When Evaluating Back Pain, Always Examine for Trigger Points Before Ordering Expensive Imaging Studies
Leena Mathew MD
A 45-year-old patient presents to the pain clinic complaining of lower back pain and insisting that he needs to be “run through the CT scanner.” He was in his usual state of health until experiencing back pain 6 weeks ago when he spent a weekend planting trees at his mother-in-law’s house (in other words, seriously overdoing it). Although the initial pain subsided after 2 weeks, he had recurrence of the same pain 2 weeks ago when he slipped and fell on the sidewalk. Since then, the pain has steadily escalated in intensity to its current level. It is a constant nonradicular pain that he describes as tightness and an aching sensation mostly localized in the left low back. There is no sensory or motor deficit associated with this. He denies any bowel or bladder dysfunction. He also denies any constitutional symptoms such as fever, night sweats, chills, and loss of weight or appetite. There is no increase of pain with Valsalva maneuver. Pain worsens with increased levels of activity, especially with lateral flexion, extension, and rotation at the lumbar spine. His physical exam was within normal limits, except for left paraspinal muscle spasm associated with a trigger point.
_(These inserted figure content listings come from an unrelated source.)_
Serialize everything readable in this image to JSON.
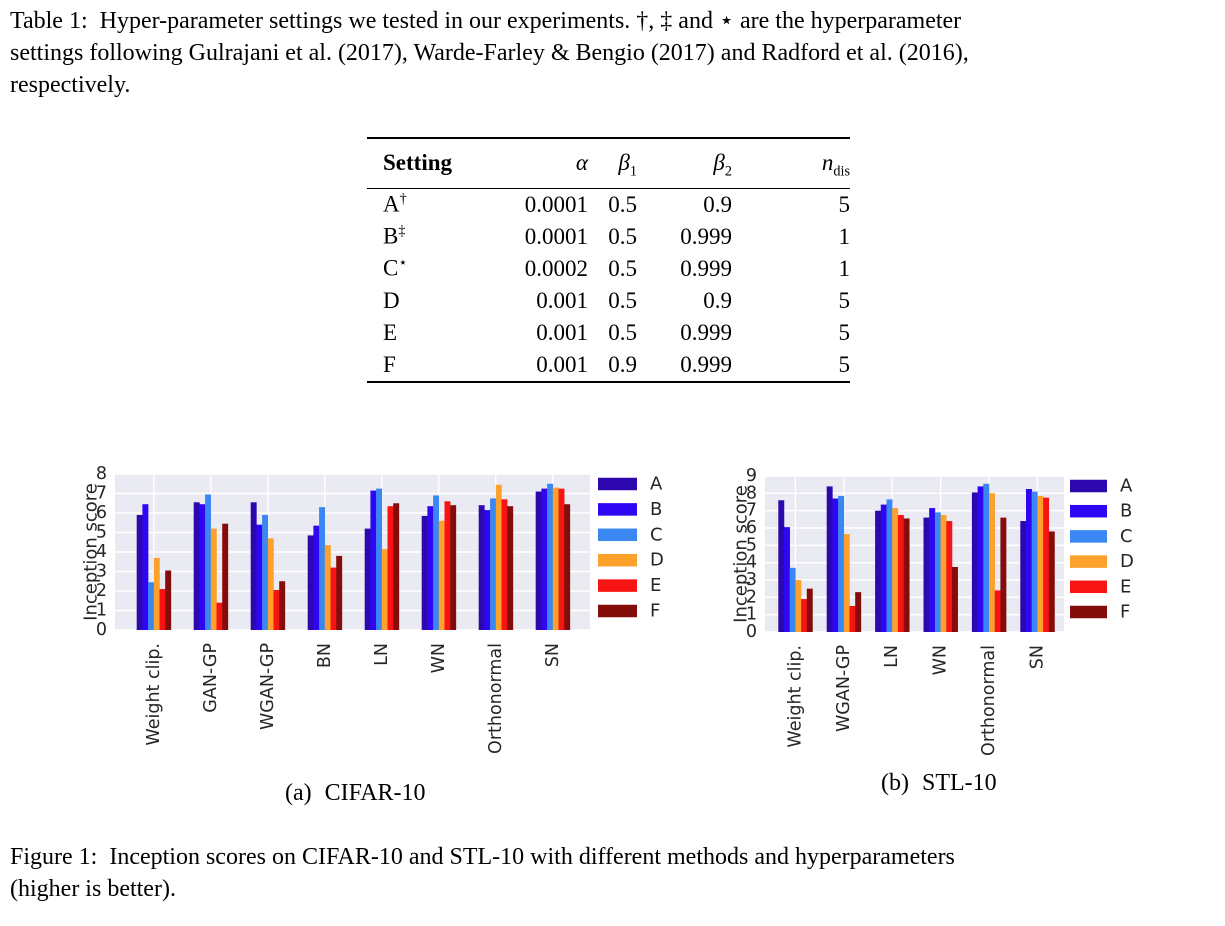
{
  "document": {
    "table_caption": {
      "lines": [
        "Table 1:  Hyper-parameter settings we tested in our experiments. †, ‡ and ⋆ are the hyperparameter",
        "settings following Gulrajani et al. (2017), Warde-Farley & Bengio (2017) and Radford et al. (2016),",
        "respectively."
      ]
    },
    "figure_caption": {
      "lines": [
        "Figure 1:  Inception scores on CIFAR-10 and STL-10 with different methods and hyperparameters",
        "(higher is better)."
      ]
    }
  },
  "table": {
    "columns": [
      {
        "text": "Setting",
        "bold": true
      },
      {
        "text": "α",
        "italic": true
      },
      {
        "text": "β",
        "sub": "1",
        "italic": true
      },
      {
        "text": "β",
        "sub": "2",
        "italic": true
      },
      {
        "text": "n",
        "sub": "dis",
        "italic": true
      }
    ],
    "rows": [
      {
        "setting": "A",
        "sup": "†",
        "values": [
          "0.0001",
          "0.5",
          "0.9",
          "5"
        ]
      },
      {
        "setting": "B",
        "sup": "‡",
        "values": [
          "0.0001",
          "0.5",
          "0.999",
          "1"
        ]
      },
      {
        "setting": "C",
        "sup": "⋆",
        "values": [
          "0.0002",
          "0.5",
          "0.999",
          "1"
        ]
      },
      {
        "setting": "D",
        "sup": "",
        "values": [
          "0.001",
          "0.5",
          "0.9",
          "5"
        ]
      },
      {
        "setting": "E",
        "sup": "",
        "values": [
          "0.001",
          "0.5",
          "0.999",
          "5"
        ]
      },
      {
        "setting": "F",
        "sup": "",
        "values": [
          "0.001",
          "0.9",
          "0.999",
          "5"
        ]
      }
    ]
  },
  "palette": {
    "A": "#2c08ae",
    "B": "#2e06f4",
    "C": "#3a86f2",
    "D": "#fba12c",
    "E": "#f81412",
    "F": "#840c0a"
  },
  "plot_style": {
    "background": "#eaeaf2",
    "grid_color": "#ffffff",
    "text_color": "#262626"
  },
  "chart_data": [
    {
      "type": "bar",
      "title": "(a) CIFAR-10",
      "caption_label": "(a)",
      "caption_text": "CIFAR-10",
      "ylabel": "Inception score",
      "ylim": [
        0,
        8
      ],
      "ytick_step": 1,
      "grid": true,
      "legend_position": "right",
      "categories": [
        "Weight clip.",
        "GAN-GP",
        "WGAN-GP",
        "BN",
        "LN",
        "WN",
        "Orthonormal",
        "SN"
      ],
      "series": [
        {
          "name": "A",
          "color": "#2c08ae",
          "values": [
            5.9,
            6.55,
            6.55,
            4.85,
            5.2,
            5.85,
            6.4,
            7.1
          ]
        },
        {
          "name": "B",
          "color": "#2e06f4",
          "values": [
            6.45,
            6.45,
            5.4,
            5.35,
            7.15,
            6.35,
            6.15,
            7.25
          ]
        },
        {
          "name": "C",
          "color": "#3a86f2",
          "values": [
            2.45,
            6.95,
            5.9,
            6.3,
            7.25,
            6.9,
            6.75,
            7.5
          ]
        },
        {
          "name": "D",
          "color": "#fba12c",
          "values": [
            3.7,
            5.2,
            4.7,
            4.35,
            4.15,
            5.6,
            7.45,
            7.3
          ]
        },
        {
          "name": "E",
          "color": "#f81412",
          "values": [
            2.1,
            1.4,
            2.05,
            3.2,
            6.35,
            6.6,
            6.7,
            7.25
          ]
        },
        {
          "name": "F",
          "color": "#840c0a",
          "values": [
            3.05,
            5.45,
            2.5,
            3.8,
            6.5,
            6.4,
            6.35,
            6.45
          ]
        }
      ]
    },
    {
      "type": "bar",
      "title": "(b) STL-10",
      "caption_label": "(b)",
      "caption_text": "STL-10",
      "ylabel": "Inception score",
      "ylim": [
        0,
        9
      ],
      "ytick_step": 1,
      "grid": true,
      "legend_position": "right",
      "categories": [
        "Weight clip.",
        "WGAN-GP",
        "LN",
        "WN",
        "Orthonormal",
        "SN"
      ],
      "series": [
        {
          "name": "A",
          "color": "#2c08ae",
          "values": [
            7.6,
            8.4,
            7.0,
            6.6,
            8.05,
            6.4
          ]
        },
        {
          "name": "B",
          "color": "#2e06f4",
          "values": [
            6.05,
            7.7,
            7.35,
            7.15,
            8.4,
            8.25
          ]
        },
        {
          "name": "C",
          "color": "#3a86f2",
          "values": [
            3.7,
            7.85,
            7.65,
            6.9,
            8.55,
            8.1
          ]
        },
        {
          "name": "D",
          "color": "#fba12c",
          "values": [
            3.0,
            5.65,
            7.15,
            6.75,
            8.0,
            7.85
          ]
        },
        {
          "name": "E",
          "color": "#f81412",
          "values": [
            1.9,
            1.5,
            6.75,
            6.4,
            2.4,
            7.75
          ]
        },
        {
          "name": "F",
          "color": "#840c0a",
          "values": [
            2.5,
            2.3,
            6.55,
            3.75,
            6.6,
            5.8
          ]
        }
      ]
    }
  ]
}
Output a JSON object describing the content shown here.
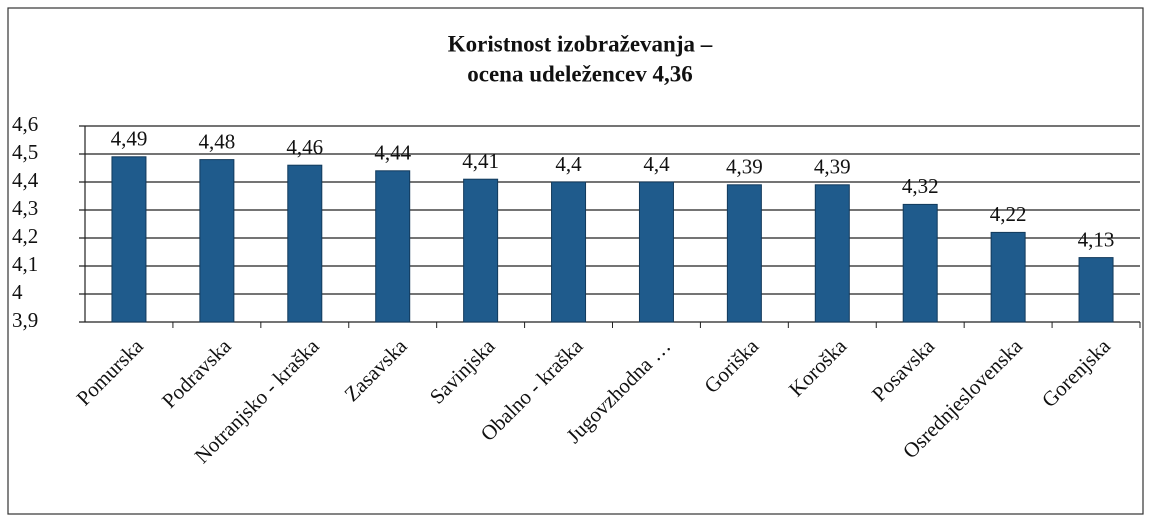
{
  "chart_data": {
    "type": "bar",
    "title": [
      "Koristnost izobraževanja –",
      "ocena udeležencev 4,36"
    ],
    "categories": [
      "Pomurska",
      "Podravska",
      "Notranjsko - kraška",
      "Zasavska",
      "Savinjska",
      "Obalno - kraška",
      "Jugovzhodna …",
      "Goriška",
      "Koroška",
      "Posavska",
      "Osrednjeslovenska",
      "Gorenjska"
    ],
    "values": [
      4.49,
      4.48,
      4.46,
      4.44,
      4.41,
      4.4,
      4.4,
      4.39,
      4.39,
      4.32,
      4.22,
      4.13
    ],
    "value_labels": [
      "4,49",
      "4,48",
      "4,46",
      "4,44",
      "4,41",
      "4,4",
      "4,4",
      "4,39",
      "4,39",
      "4,32",
      "4,22",
      "4,13"
    ],
    "color": "#1f5b8c",
    "ylim": [
      3.9,
      4.6
    ],
    "yticks": [
      {
        "value": 3.9,
        "label": "3,9"
      },
      {
        "value": 4,
        "label": "4"
      },
      {
        "value": 4.1,
        "label": "4,1"
      },
      {
        "value": 4.2,
        "label": "4,2"
      },
      {
        "value": 4.3,
        "label": "4,3"
      },
      {
        "value": 4.4,
        "label": "4,4"
      },
      {
        "value": 4.5,
        "label": "4,5"
      },
      {
        "value": 4.6,
        "label": "4,6"
      }
    ],
    "grid": true
  }
}
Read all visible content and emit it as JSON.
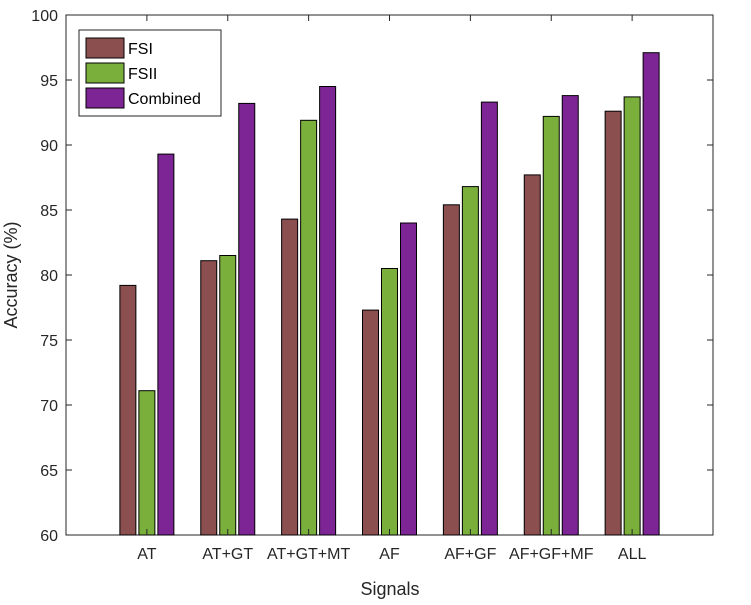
{
  "chart_data": {
    "type": "bar",
    "title": "",
    "xlabel": "Signals",
    "ylabel": "Accuracy (%)",
    "ylim": [
      60,
      100
    ],
    "yticks": [
      60,
      65,
      70,
      75,
      80,
      85,
      90,
      95,
      100
    ],
    "grid": false,
    "legend_position": "top-left",
    "categories": [
      "AT",
      "AT+GT",
      "AT+GT+MT",
      "AF",
      "AF+GF",
      "AF+GF+MF",
      "ALL"
    ],
    "series": [
      {
        "name": "FSI",
        "color": "#8B4F4F",
        "values": [
          79.2,
          81.1,
          84.3,
          77.3,
          85.4,
          87.7,
          92.6
        ]
      },
      {
        "name": "FSII",
        "color": "#7AAF3C",
        "values": [
          71.1,
          81.5,
          91.9,
          80.5,
          86.8,
          92.2,
          93.7
        ]
      },
      {
        "name": "Combined",
        "color": "#7E2596",
        "values": [
          89.3,
          93.2,
          94.5,
          84.0,
          93.3,
          93.8,
          97.1
        ]
      }
    ]
  }
}
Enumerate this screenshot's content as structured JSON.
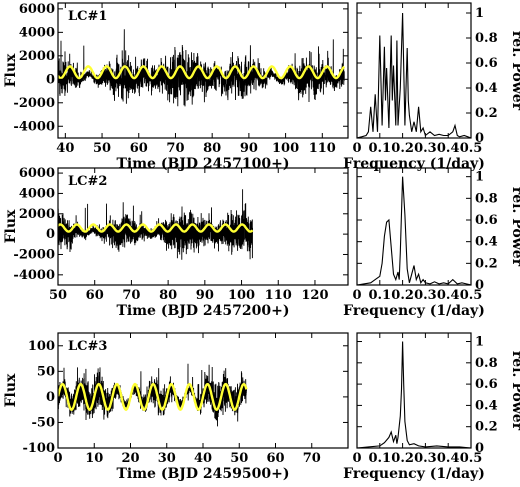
{
  "chart_data": [
    {
      "type": "line",
      "panel": "lc-1",
      "tag": "LC#1",
      "xlabel": "Time (BJD 2457100+)",
      "ylabel": "Flux",
      "xlim": [
        38,
        117
      ],
      "ylim": [
        -5000,
        6500
      ],
      "xticks": [
        40,
        50,
        60,
        70,
        80,
        90,
        100,
        110
      ],
      "yticks": [
        -4000,
        -2000,
        0,
        2000,
        4000,
        6000
      ],
      "data_range": [
        38,
        116
      ],
      "noise_amplitude": 2100,
      "series": [
        {
          "role": "observed",
          "color": "#000000"
        },
        {
          "role": "fit",
          "color": "#ffff33",
          "model": "sinusoid",
          "offset": 600,
          "amplitude": 500,
          "period_days": 5.0
        }
      ]
    },
    {
      "type": "line",
      "panel": "pg-1",
      "xlabel": "Frequency (1/day)",
      "ylabel": "rel. Power",
      "xlim": [
        0,
        0.5
      ],
      "ylim": [
        0,
        1.08
      ],
      "xticks": [
        0,
        0.1,
        0.2,
        0.3,
        0.4,
        0.5
      ],
      "yticks": [
        0,
        0.2,
        0.4,
        0.6,
        0.8,
        1
      ],
      "x": [
        0.0,
        0.02,
        0.04,
        0.05,
        0.06,
        0.07,
        0.08,
        0.09,
        0.1,
        0.11,
        0.12,
        0.125,
        0.13,
        0.14,
        0.15,
        0.155,
        0.16,
        0.17,
        0.175,
        0.18,
        0.19,
        0.2,
        0.21,
        0.22,
        0.225,
        0.23,
        0.24,
        0.25,
        0.26,
        0.27,
        0.28,
        0.29,
        0.3,
        0.32,
        0.34,
        0.36,
        0.38,
        0.4,
        0.42,
        0.43,
        0.44,
        0.45,
        0.47,
        0.5
      ],
      "y": [
        0.0,
        0.01,
        0.02,
        0.05,
        0.25,
        0.05,
        0.35,
        0.05,
        0.82,
        0.1,
        0.73,
        0.3,
        0.56,
        0.08,
        0.82,
        0.3,
        0.58,
        0.1,
        0.78,
        0.1,
        0.4,
        1.0,
        0.1,
        0.72,
        0.3,
        0.18,
        0.05,
        0.13,
        0.05,
        0.25,
        0.05,
        0.08,
        0.02,
        0.05,
        0.02,
        0.03,
        0.02,
        0.02,
        0.05,
        0.1,
        0.02,
        0.01,
        0.02,
        0.0
      ]
    },
    {
      "type": "line",
      "panel": "lc-2",
      "tag": "LC#2",
      "xlabel": "Time (BJD 2457200+)",
      "ylabel": "Flux",
      "xlim": [
        50,
        129
      ],
      "ylim": [
        -5000,
        6500
      ],
      "xticks": [
        50,
        60,
        70,
        80,
        90,
        100,
        110,
        120
      ],
      "yticks": [
        -4000,
        -2000,
        0,
        2000,
        4000,
        6000
      ],
      "data_range": [
        50,
        103
      ],
      "noise_amplitude": 1800,
      "series": [
        {
          "role": "observed",
          "color": "#000000"
        },
        {
          "role": "fit",
          "color": "#ffff33",
          "model": "sinusoid",
          "offset": 600,
          "amplitude": 350,
          "period_days": 4.5
        }
      ]
    },
    {
      "type": "line",
      "panel": "pg-2",
      "xlabel": "Frequency (1/day)",
      "ylabel": "rel. Power",
      "xlim": [
        0,
        0.5
      ],
      "ylim": [
        0,
        1.08
      ],
      "xticks": [
        0,
        0.1,
        0.2,
        0.3,
        0.4,
        0.5
      ],
      "yticks": [
        0,
        0.2,
        0.4,
        0.6,
        0.8,
        1
      ],
      "x": [
        0.0,
        0.03,
        0.06,
        0.08,
        0.1,
        0.11,
        0.12,
        0.13,
        0.14,
        0.15,
        0.16,
        0.17,
        0.18,
        0.185,
        0.19,
        0.2,
        0.21,
        0.22,
        0.23,
        0.24,
        0.25,
        0.26,
        0.27,
        0.28,
        0.29,
        0.3,
        0.32,
        0.34,
        0.36,
        0.38,
        0.4,
        0.42,
        0.44,
        0.46,
        0.48,
        0.5
      ],
      "y": [
        0.0,
        0.01,
        0.02,
        0.05,
        0.08,
        0.2,
        0.45,
        0.58,
        0.6,
        0.35,
        0.1,
        0.05,
        0.12,
        0.05,
        0.3,
        1.0,
        0.65,
        0.15,
        0.02,
        0.1,
        0.18,
        0.05,
        0.1,
        0.02,
        0.05,
        0.02,
        0.01,
        0.03,
        0.01,
        0.02,
        0.01,
        0.05,
        0.01,
        0.02,
        0.01,
        0.0
      ]
    },
    {
      "type": "line",
      "panel": "lc-3",
      "tag": "LC#3",
      "xlabel": "Time (BJD 2459500+)",
      "ylabel": "Flux",
      "xlim": [
        0,
        80
      ],
      "ylim": [
        -100,
        125
      ],
      "xticks": [
        0,
        10,
        20,
        30,
        40,
        50,
        60,
        70
      ],
      "yticks": [
        -100,
        -50,
        0,
        50,
        100
      ],
      "data_range": [
        0,
        52
      ],
      "noise_amplitude": 35,
      "series": [
        {
          "role": "observed",
          "color": "#000000"
        },
        {
          "role": "fit",
          "color": "#ffff33",
          "model": "sinusoid",
          "offset": 0,
          "amplitude": 25,
          "period_days": 5.0
        }
      ]
    },
    {
      "type": "line",
      "panel": "pg-3",
      "xlabel": "Frequency (1/day)",
      "ylabel": "rel. Power",
      "xlim": [
        0,
        0.5
      ],
      "ylim": [
        0,
        1.08
      ],
      "xticks": [
        0,
        0.1,
        0.2,
        0.3,
        0.4,
        0.5
      ],
      "yticks": [
        0,
        0.2,
        0.4,
        0.6,
        0.8,
        1
      ],
      "x": [
        0.0,
        0.05,
        0.1,
        0.12,
        0.14,
        0.15,
        0.16,
        0.17,
        0.175,
        0.18,
        0.19,
        0.195,
        0.2,
        0.205,
        0.21,
        0.22,
        0.23,
        0.25,
        0.27,
        0.3,
        0.35,
        0.4,
        0.45,
        0.5
      ],
      "y": [
        0.0,
        0.01,
        0.02,
        0.05,
        0.1,
        0.15,
        0.06,
        0.12,
        0.04,
        0.1,
        0.3,
        0.55,
        1.0,
        0.6,
        0.25,
        0.07,
        0.03,
        0.04,
        0.02,
        0.01,
        0.02,
        0.01,
        0.01,
        0.0
      ]
    }
  ]
}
When a patient presents with low back pain, there is often immediate focus on obtaining imaging studies to establish a diagnosis. However, indiscriminate expensive imaging studies can add greatly to total health care expenses both in terms of the acute episode of back pain and in the long-term management of a chronic condition. A careful history and physical exam will usually exclude diagnoses that may require immediate operative treatment from those that can be safely and efficiently managed with other modalities. If imaging is sought, many practitioners advocate just a basic x-ray (if low back, flexion and extension are also recommended).
It is crucial to remember that myofascial pain is one of the most common reasons for low back pain. There is a primary or idiopathic etiology, as well as a secondary etiology, stemming from radiculopathy, disc or facet syndrome, dystonia, or postural imbalance such as a leg length discrepancy. The failure to recognize this can result in apparent treatment failures.
The presence of trigger points is the classic hallmark of myofascial pain. Because trigger points are not visualized on any imaging studies or laboratory
tests, they are identified only by careful palpation. Trigger points may be appreciated as bands or knots within involved muscles. Palpation of trigger points produces pain concordant with the patients’ usual pain. The pain from the trigger point is centrifugally referred in the affected muscle along the myofascial plane. The most common muscles affected are those in the neck, shoulder girdle, and low back.
tests, they are identified only by careful palpation. Trigger points may be appreciated as bands or knots within involved muscles. Palpation of trigger points produces pain concordant with the patients’ usual pain. The pain from the trigger point is centrifugally referred in the affected muscle along the myofascial plane. The most common muscles affected are those in the neck, shoulder girdle, and low back.
Muscles are sprained when placed under constant stress. A sprain usually affects a few fibers in the body of the muscle. The initial inflammation settles within 1 to 2 weeks. If sensitization of the dorsal horn occurs at the corresponding level in the spinal cord, there is an increase in tone within the whole muscle. Chronically, the taut band remains as a painless “latent” trigger point. This makes the muscle vulnerable to further injury because the latent trigger point makes the muscle less pliable. In some patients, the sensitization leads to a self-perpetuating loop that keeps the trigger points active for many months after the original injury.
Treatment of myofascial pain syndrome varies. It includes trigger point injections, spray and stretch, transcutaneous electrical nerve stimulation, ultrasound therapy, dry needling, massage therapy, and elimination of causative and perpetuating factors. The major goal of trigger point therapy is to relieve both pain and the tightness of the involved muscles. An interesting feature of trigger point injections is that they are useful as both a diagnostic and a therapeutic tool.
Trigger point injections should always be done in conjunction with a physical therapy program that focuses on stretching, strengthening, and improving the range of motion. The mechanism of trigger point inactivation by injection is unknown. Simons and Travell suggested several possible mechanisms: (i) mechanical disruption of the trigger point, (ii) depolarization block of the nerve fibers by the released intracellular potassium, (iii) washout of the neurosensitizing inflammatory mediators by injected fluid or local hemorrhage, (iv) interruption of the central feedback mechanism, and (v) focal necrosis of the trigger point by the injected drug.